So a mentor ordered me to watch a movie called “Ichi The Killer,” probably to observe the making of movies and action scenes.
So I started watching it, and like every few minutes, thought, “Gee, that’s disturbing.” The guy was smoking and blew smoke out holes in the sides of his cheeks. Eww. They tortured this guy by hanging him up from his skin by the ceiling using fish hooks, and sticking needles in him. Disturbing. Frequent scenes of beating a woman and violent rape. omg. Cutting people’s limbs and faces off, slicing people in half.
It was after I fast forwarded five minutes and the fishhook torture scene had NOT ENDED….was when I decided to discontinue watching the movie. Twenty minutes in.

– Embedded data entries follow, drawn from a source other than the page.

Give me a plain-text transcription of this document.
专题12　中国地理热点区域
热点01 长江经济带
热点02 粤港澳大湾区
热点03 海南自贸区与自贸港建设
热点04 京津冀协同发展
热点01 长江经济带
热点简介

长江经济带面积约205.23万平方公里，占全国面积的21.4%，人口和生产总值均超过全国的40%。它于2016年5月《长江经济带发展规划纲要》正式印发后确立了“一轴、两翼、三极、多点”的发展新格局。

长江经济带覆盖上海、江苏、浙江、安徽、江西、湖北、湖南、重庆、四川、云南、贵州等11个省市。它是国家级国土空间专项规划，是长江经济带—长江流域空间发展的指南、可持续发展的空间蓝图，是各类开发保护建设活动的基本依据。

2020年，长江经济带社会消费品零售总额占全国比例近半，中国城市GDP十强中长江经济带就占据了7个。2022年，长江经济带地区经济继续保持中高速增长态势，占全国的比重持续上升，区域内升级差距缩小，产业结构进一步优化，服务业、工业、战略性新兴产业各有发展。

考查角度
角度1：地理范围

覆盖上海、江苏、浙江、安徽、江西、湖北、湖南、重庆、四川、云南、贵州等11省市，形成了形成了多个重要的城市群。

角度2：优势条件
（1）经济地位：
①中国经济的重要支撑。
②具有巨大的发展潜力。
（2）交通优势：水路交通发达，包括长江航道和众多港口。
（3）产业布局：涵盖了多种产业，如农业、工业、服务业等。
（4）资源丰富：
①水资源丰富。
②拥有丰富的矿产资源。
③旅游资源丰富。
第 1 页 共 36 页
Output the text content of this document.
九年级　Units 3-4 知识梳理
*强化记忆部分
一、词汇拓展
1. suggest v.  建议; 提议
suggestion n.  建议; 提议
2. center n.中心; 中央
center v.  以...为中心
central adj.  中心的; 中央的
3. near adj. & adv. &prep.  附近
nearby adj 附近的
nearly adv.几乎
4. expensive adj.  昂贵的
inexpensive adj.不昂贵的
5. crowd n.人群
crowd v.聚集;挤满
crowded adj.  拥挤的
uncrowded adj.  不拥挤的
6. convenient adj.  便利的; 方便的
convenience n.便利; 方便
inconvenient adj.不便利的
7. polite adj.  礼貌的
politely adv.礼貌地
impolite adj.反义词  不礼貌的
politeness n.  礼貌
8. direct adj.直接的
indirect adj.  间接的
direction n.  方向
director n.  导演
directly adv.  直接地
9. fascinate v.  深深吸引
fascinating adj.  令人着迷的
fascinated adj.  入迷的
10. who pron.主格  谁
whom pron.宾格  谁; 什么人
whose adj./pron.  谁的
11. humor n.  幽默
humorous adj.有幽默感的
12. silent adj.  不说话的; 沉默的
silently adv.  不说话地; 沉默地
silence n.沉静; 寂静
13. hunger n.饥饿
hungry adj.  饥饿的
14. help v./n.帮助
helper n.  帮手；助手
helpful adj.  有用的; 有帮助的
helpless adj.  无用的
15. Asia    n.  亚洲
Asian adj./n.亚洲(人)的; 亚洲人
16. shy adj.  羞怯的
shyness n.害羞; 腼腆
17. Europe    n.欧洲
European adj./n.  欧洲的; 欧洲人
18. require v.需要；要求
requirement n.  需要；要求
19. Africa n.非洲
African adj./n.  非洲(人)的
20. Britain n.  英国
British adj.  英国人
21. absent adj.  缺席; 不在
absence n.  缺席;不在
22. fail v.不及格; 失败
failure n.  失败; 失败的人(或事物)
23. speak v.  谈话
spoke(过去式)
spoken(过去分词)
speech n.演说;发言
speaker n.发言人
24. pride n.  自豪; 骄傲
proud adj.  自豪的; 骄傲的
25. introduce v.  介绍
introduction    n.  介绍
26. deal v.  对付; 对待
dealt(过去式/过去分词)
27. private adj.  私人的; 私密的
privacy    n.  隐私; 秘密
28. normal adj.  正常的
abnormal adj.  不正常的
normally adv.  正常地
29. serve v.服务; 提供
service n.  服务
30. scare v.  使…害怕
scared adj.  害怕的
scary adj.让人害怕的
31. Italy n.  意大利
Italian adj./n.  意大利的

And I wept for humanity. I wept for all the women who really got raped in this world, and nobody knew or cared. I wept for people who really got tortured, for one reason or another. I wept for sick psychopathic murderers who did creative gruesome things to people and little kids, disfiguring them while they were still alive.
I know these things go on, but I don’t feel I need to expose my mind and psyche to them. I got all of these things above in a 20 minute dose all together. It hurt my heart, and I was literally crying on the way to the gym, it bothered me so much. I almost had to pull over.
How can we do such horrible thing to each other? And what do you think war is? Soldiers going over to a group of people, saying, “You better not do that, or I’ll hit you!” No. It’s shooting metal balls into people who’s guts explode all over the place, like that poor sap in the movie who had his intestines splattered all over the wall and ceiling.
ug.
So when I was a kid, my parents censored what I watched. I watched rated R movies on TV only if they saw it first (and it was edited for TV anyway). The first rated R movie I was in the theaters WAS when I was 16 and it was Aliens 4: Resurrection, with my mom. I was psyched. I actually followed the rules.
I’m glad my mom did that, because I’m a sensitive kid. Was. Is. hah. My heart is still a kid anyway. But I know so many parents who think, “Oh, they have to grow up sometime.” or “Oh they know it’s fake violence.” But I respectfully disagree with that. Still, seeing living creatures have violence done to them makes a BIG impact on young minds. And even older minds. Even if they don’t have nightmares the next day, you don’t know the exact effects. What if they think stuff is ‘okay?’ because they saw it on TV? Kids mimic the craziest things. I know that sounds ridiculous, implying a kid would mimic violence, but are you a psychologist? We don’t know!
I get so upset when I see a little kid in a rated R movie, and I have seen it. It’s something I’m very passionate about. Please, protect your kid’s minds so they can grow up into sensitive, compassionate human beings.